ブルーノやルビッチがまわりからどんなに否定されても、空に星があることを信じて行動し続けたように、信じ抜いて行動した者しか見れない景色がある。
まわりのみんなと違うことをすれば、石を投げられることもある。
冒頭に書いた作者への批判も同じかもしれない。
どれだけ他人から否定されても、信じて行動し続ける先に、みんなが知らない輝かしい未来がある。
残念ながら僕はそのことをちゃんと君に教えられない。
だから、映画を通じてそのことを君に伝えたかった。
たぶん、まだ幼い君がそのことを理解するのは難しいだろう。
それでもいつか、君がこの映画に秘められたメッセージに気付いてくれる日がくると信じている。
僕は映画を観終わって、とても自信に満ちている。
期待を超えた素晴らしい映画だったからだ。
映画はエンターテイメントなので、面白ければ良いし、感動ができれば良いかもしれない。

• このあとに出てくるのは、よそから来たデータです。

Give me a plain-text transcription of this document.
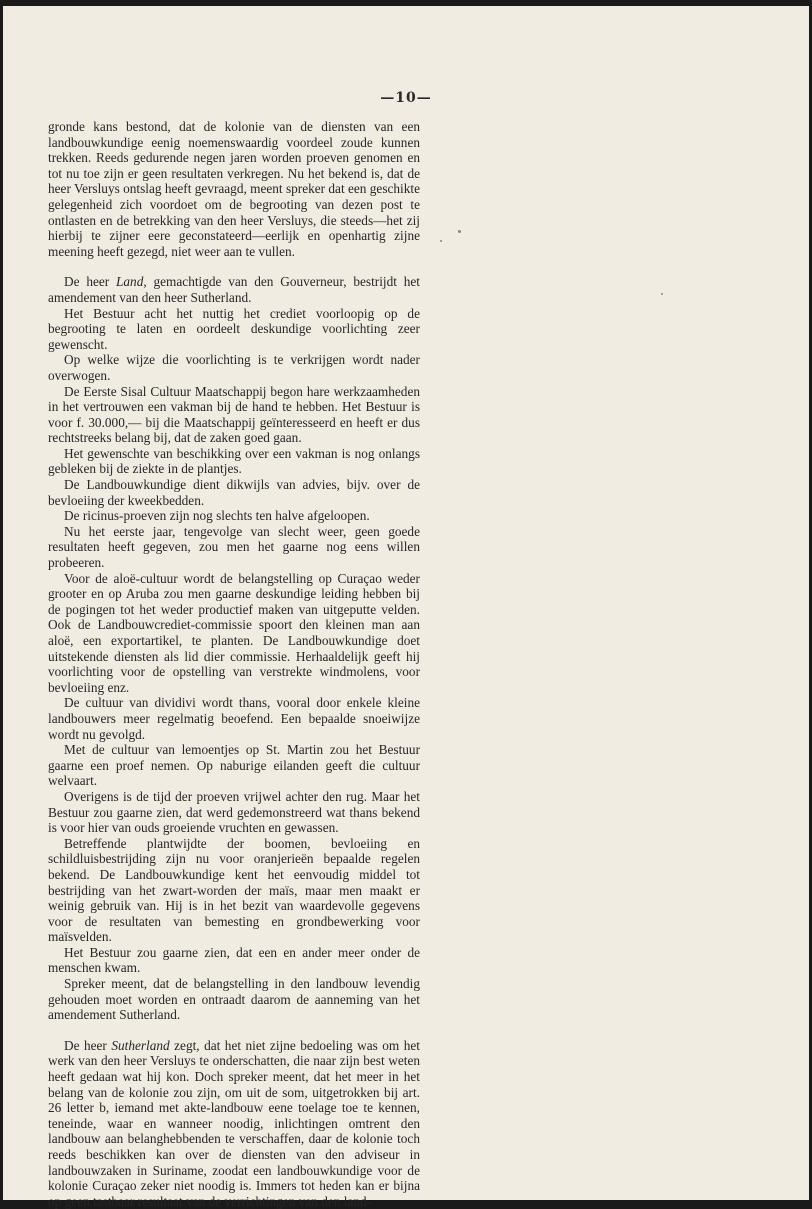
—10—

gronde kans bestond, dat de kolonie van de diensten van een landbouwkundige eenig noemenswaardig voordeel zoude kunnen trekken. Reeds gedurende negen jaren worden proeven genomen en tot nu toe zijn er geen resultaten verkregen. Nu het bekend is, dat de heer Versluys ontslag heeft gevraagd, meent spreker dat een geschikte gelegenheid zich voordoet om de begrooting van dezen post te ontlasten en de betrekking van den heer Versluys, die steeds—het zij hierbij te zijner eere geconstateerd—eerlijk en openhartig zijne meening heeft gezegd, niet weer aan te vullen.

De heer Land, gemachtigde van den Gouverneur, bestrijdt het amendement van den heer Sutherland.

Het Bestuur acht het nuttig het crediet voorloopig op de begrooting te laten en oordeelt deskundige voorlichting zeer gewenscht.

Op welke wijze die voorlichting is te verkrijgen wordt nader overwogen.

De Eerste Sisal Cultuur Maatschappij begon hare werkzaamheden in het vertrouwen een vakman bij de hand te hebben. Het Bestuur is voor f. 30.000,— bij die Maatschappij geïnteresseerd en heeft er dus rechtstreeks belang bij, dat de zaken goed gaan.

Het gewenschte van beschikking over een vakman is nog onlangs gebleken bij de ziekte in de plantjes.

De Landbouwkundige dient dikwijls van advies, bijv. over de bevloeiing der kweekbedden.

De ricinus-proeven zijn nog slechts ten halve afgeloopen.

Nu het eerste jaar, tengevolge van slecht weer, geen goede resultaten heeft gegeven, zou men het gaarne nog eens willen probeeren.

Voor de aloë-cultuur wordt de belangstelling op Curaçao weder grooter en op Aruba zou men gaarne deskundige leiding hebben bij de pogingen tot het weder productief maken van uitgeputte velden. Ook de Landbouwcrediet-commissie spoort den kleinen man aan aloë, een exportartikel, te planten. De Landbouwkundige doet uitstekende diensten als lid dier commissie. Herhaaldelijk geeft hij voorlichting voor de opstelling van verstrekte windmolens, voor bevloeiing enz.

De cultuur van dividivi wordt thans, vooral door enkele kleine landbouwers meer regelmatig beoefend. Een bepaalde snoeiwijze wordt nu gevolgd.

Met de cultuur van lemoentjes op St. Martin zou het Bestuur gaarne een proef nemen. Op naburige eilanden geeft die cultuur welvaart.

Overigens is de tijd der proeven vrijwel achter den rug. Maar het Bestuur zou gaarne zien, dat werd gedemonstreerd wat thans bekend is voor hier van ouds groeiende vruchten en gewassen.

Betreffende plantwijdte der boomen, bevloeiing en schildluisbestrijding zijn nu voor oranjerieën bepaalde regelen bekend. De Landbouwkundige kent het eenvoudig middel tot bestrijding van het zwart-worden der maïs, maar men maakt er weinig gebruik van. Hij is in het bezit van waardevolle gegevens voor de resultaten van bemesting en grondbewerking voor maïsvelden.

Het Bestuur zou gaarne zien, dat een en ander meer onder de menschen kwam.

Spreker meent, dat de belangstelling in den landbouw levendig gehouden moet worden en ontraadt daarom de aanneming van het amendement Sutherland.

De heer Sutherland zegt, dat het niet zijne bedoeling was om het werk van den heer Versluys te onderschatten, die naar zijn best weten heeft gedaan wat hij kon. Doch spreker meent, dat het meer in het belang van de kolonie zou zijn, om uit de som, uitgetrokken bij art. 26 letter b, iemand met akte-landbouw eene toelage toe te kennen, teneinde, waar en wanneer noodig, inlichtingen omtrent den landbouw aan belanghebbenden te verschaffen, daar de kolonie toch reeds beschikken kan over de diensten van den adviseur in landbouwzaken in Suriname, zoodat een landbouwkundige voor de kolonie Curaçao zeker niet noodig is. Immers tot heden kan er bijna op geen tastbaar resultaat van de verrichtingen van den land-
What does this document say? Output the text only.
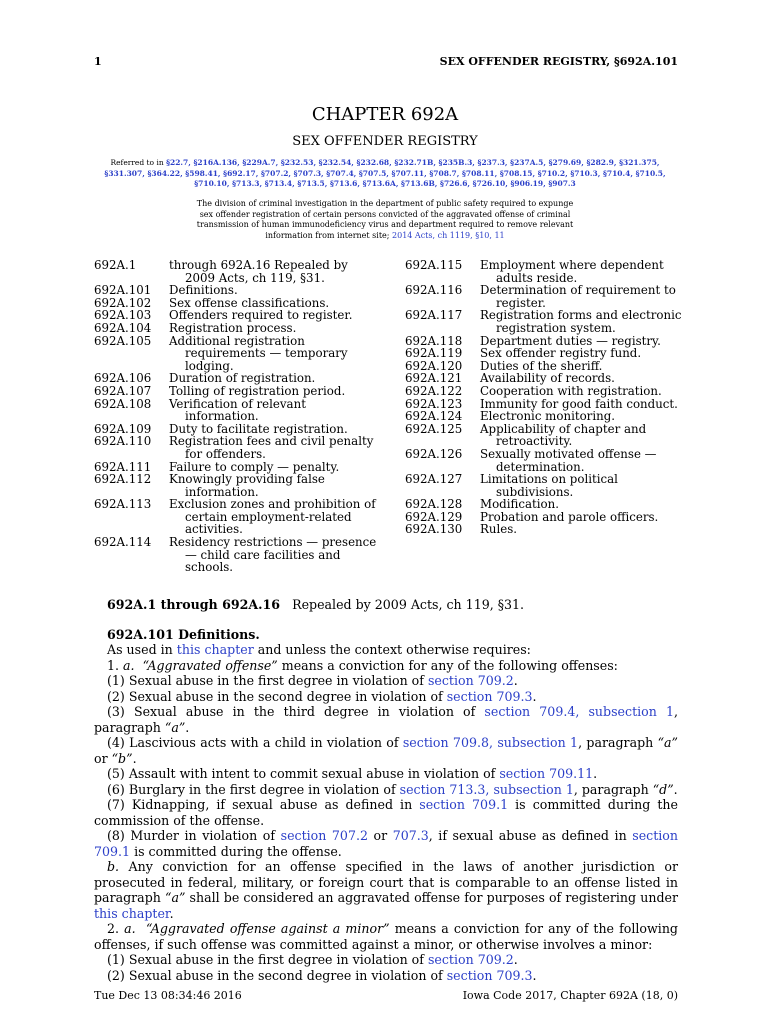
1	SEX OFFENDER REGISTRY, §692A.101
CHAPTER 692A
SEX OFFENDER REGISTRY
Referred to in §22.7, §216A.136, §229A.7, §232.53, §232.54, §232.68, §232.71B, §235B.3, §237.3, §237A.5, §279.69, §282.9, §321.375, §331.307, §364.22, §598.41, §692.17, §707.2, §707.3, §707.4, §707.5, §707.11, §708.7, §708.11, §708.15, §710.2, §710.3, §710.4, §710.5, §710.10, §713.3, §713.4, §713.5, §713.6, §713.6A, §713.6B, §726.6, §726.10, §906.19, §907.3
The division of criminal investigation in the department of public safety required to expunge sex offender registration of certain persons convicted of the aggravated offense of criminal transmission of human immunodeficiency virus and department required to remove relevant information from internet site; 2014 Acts, ch 1119, §10, 11
692A.1	through 692A.16 Repealed by 2009 Acts, ch 119, §31.
692A.101	Definitions.
692A.102	Sex offense classifications.
692A.103	Offenders required to register.
692A.104	Registration process.
692A.105	Additional registration requirements — temporary lodging.
692A.106	Duration of registration.
692A.107	Tolling of registration period.
692A.108	Verification of relevant information.
692A.109	Duty to facilitate registration.
692A.110	Registration fees and civil penalty for offenders.
692A.111	Failure to comply — penalty.
692A.112	Knowingly providing false information.
692A.113	Exclusion zones and prohibition of certain employment-related activities.
692A.114	Residency restrictions — presence — child care facilities and schools.
692A.115	Employment where dependent adults reside.
692A.116	Determination of requirement to register.
692A.117	Registration forms and electronic registration system.
692A.118	Department duties — registry.
692A.119	Sex offender registry fund.
692A.120	Duties of the sheriff.
692A.121	Availability of records.
692A.122	Cooperation with registration.
692A.123	Immunity for good faith conduct.
692A.124	Electronic monitoring.
692A.125	Applicability of chapter and retroactivity.
692A.126	Sexually motivated offense — determination.
692A.127	Limitations on political subdivisions.
692A.128	Modification.
692A.129	Probation and parole officers.
692A.130	Rules.

692A.1 through 692A.16 Repealed by 2009 Acts, ch 119, §31.

692A.101 Definitions.

As used in this chapter and unless the context otherwise requires:

1. a. “Aggravated offense” means a conviction for any of the following offenses:

(1) Sexual abuse in the first degree in violation of section 709.2.

(2) Sexual abuse in the second degree in violation of section 709.3.

(3) Sexual abuse in the third degree in violation of section 709.4, subsection 1, paragraph “a”.

(4) Lascivious acts with a child in violation of section 709.8, subsection 1, paragraph “a” or “b”.

(5) Assault with intent to commit sexual abuse in violation of section 709.11.

(6) Burglary in the first degree in violation of section 713.3, subsection 1, paragraph “d”.

(7) Kidnapping, if sexual abuse as defined in section 709.1 is committed during the commission of the offense.

(8) Murder in violation of section 707.2 or 707.3, if sexual abuse as defined in section 709.1 is committed during the offense.

b. Any conviction for an offense specified in the laws of another jurisdiction or prosecuted in federal, military, or foreign court that is comparable to an offense listed in paragraph “a” shall be considered an aggravated offense for purposes of registering under this chapter.

2. a. “Aggravated offense against a minor” means a conviction for any of the following offenses, if such offense was committed against a minor, or otherwise involves a minor:

(1) Sexual abuse in the first degree in violation of section 709.2.

(2) Sexual abuse in the second degree in violation of section 709.3.

Tue Dec 13 08:34:46 2016	Iowa Code 2017, Chapter 692A (18, 0)
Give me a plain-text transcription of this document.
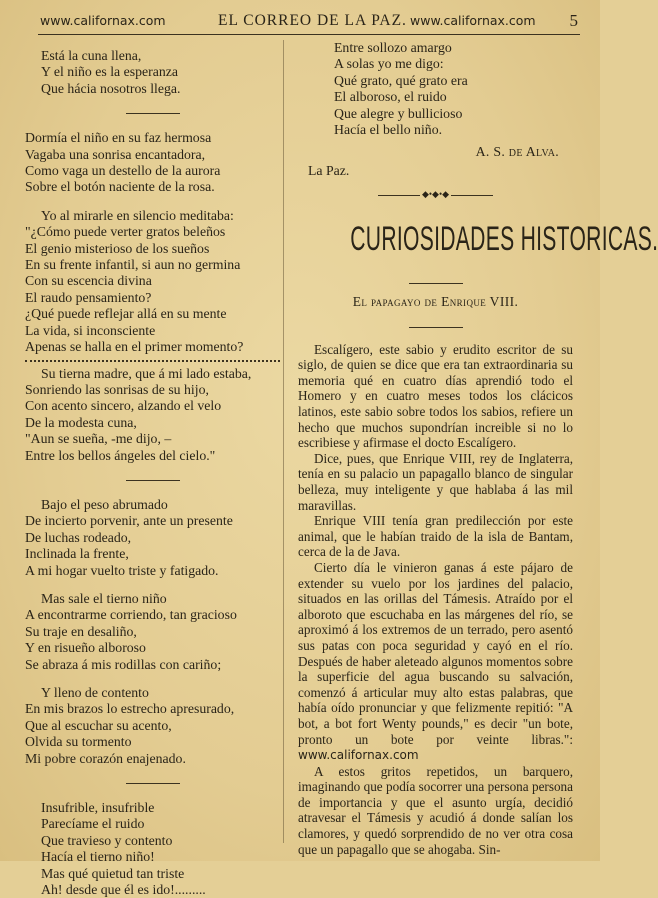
www.californax.com	EL CORREO DE LA PAZ. www.californax.com 5
Está la cuna llena,
Y el niño es la esperanza
Que hácia nosotros llega.
Dormía el niño en su faz hermosa
Vagaba una sonrisa encantadora,
Como vaga un destello de la aurora
Sobre el botón naciente de la rosa.
Yo al mirarle en silencio meditaba:
"¿Cómo puede verter gratos beleños
El genio misterioso de los sueños
En su frente infantil, si aun no germina
Con su escencia divina
El raudo pensamiento?
¿Qué puede reflejar allá en su mente
La vida, si inconsciente
Apenas se halla en el primer momento?
Su tierna madre, que á mi lado estaba,
Sonriendo las sonrisas de su hijo,
Con acento sincero, alzando el velo
De la modesta cuna,
"Aun se sueña, -me dijo, –
Entre los bellos ángeles del cielo."
Bajo el peso abrumado
De incierto porvenir, ante un presente
De luchas rodeado,
Inclinada la frente,
A mi hogar vuelto triste y fatigado.
Mas sale el tierno niño
A encontrarme corriendo, tan gracioso
Su traje en desaliño,
Y en risueño alboroso
Se abraza á mis rodillas con cariño;
Y lleno de contento
En mis brazos lo estrecho apresurado,
Que al escuchar su acento,
Olvida su tormento
Mi pobre corazón enajenado.
Insufrible, insufrible
Parecíame el ruido
Que travieso y contento
Hacía el tierno niño!
Mas qué quietud tan triste
Ah! desde que él es ido!.........
Entre sollozo amargo
A solas yo me digo:
Qué grato, qué grato era
El alboroso, el ruido
Que alegre y bullicioso
Hacía el bello niño.
A. S. de Alva.
La Paz.
◆•◆•◆
CURIOSIDADES HISTORICAS.
El papagayo de Enrique VIII.

Escalígero, este sabio y erudito escritor de su siglo, de quien se dice que era tan extraordinaria su memoria qué en cuatro días aprendió todo el Homero y en cuatro meses todos los clácicos latinos, este sabio sobre todos los sabios, refiere un hecho que muchos supondrían increible si no lo escribiese y afirmase el docto Escalígero.

Dice, pues, que Enrique VIII, rey de Inglaterra, tenía en su palacio un papagallo blanco de singular belleza, muy inteligente y que hablaba á las mil maravillas.

Enrique VIII tenía gran predilección por este animal, que le habían traido de la isla de Bantam, cerca de la de Java.

Cierto día le vinieron ganas á este pájaro de extender su vuelo por los jardines del palacio, situados en las orillas del Támesis. Atraído por el alboroto que escuchaba en las márgenes del río, se aproximó á los extremos de un terrado, pero asentó sus patas con poca seguridad y cayó en el río. Después de haber aleteado algunos momentos sobre la superficie del agua buscando su salvación, comenzó á articular muy alto estas palabras, que había oído pronunciar y que felizmente repitió: "A bot, a bot fort Wenty pounds," es decir "un bote, pronto un bote por veinte libras.": www.californax.com

A estos gritos repetidos, un barquero, imaginando que podía socorrer una persona persona de importancia y que el asunto urgía, decidió atravesar el Támesis y acudió á donde salían los clamores, y quedó sorprendido de no ver otra cosa que un papagallo que se ahogaba. Sin-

しかし、映画のなかには自分にとって大事なメッセージを伝えてくれる作品がある。
今、時代は少しづつ変わろうとしている。
見えない同調圧力の壁に疑問を感じ始めてきている。
余計なお世話かもしれないが、僕は少しでも多くの子どもたちがこの作品に触れてくれることを願っている。
そんなことを考えながら、この記事を書いてみた。
間違いなく、この映画のチケットが今年の僕のベストバイだ。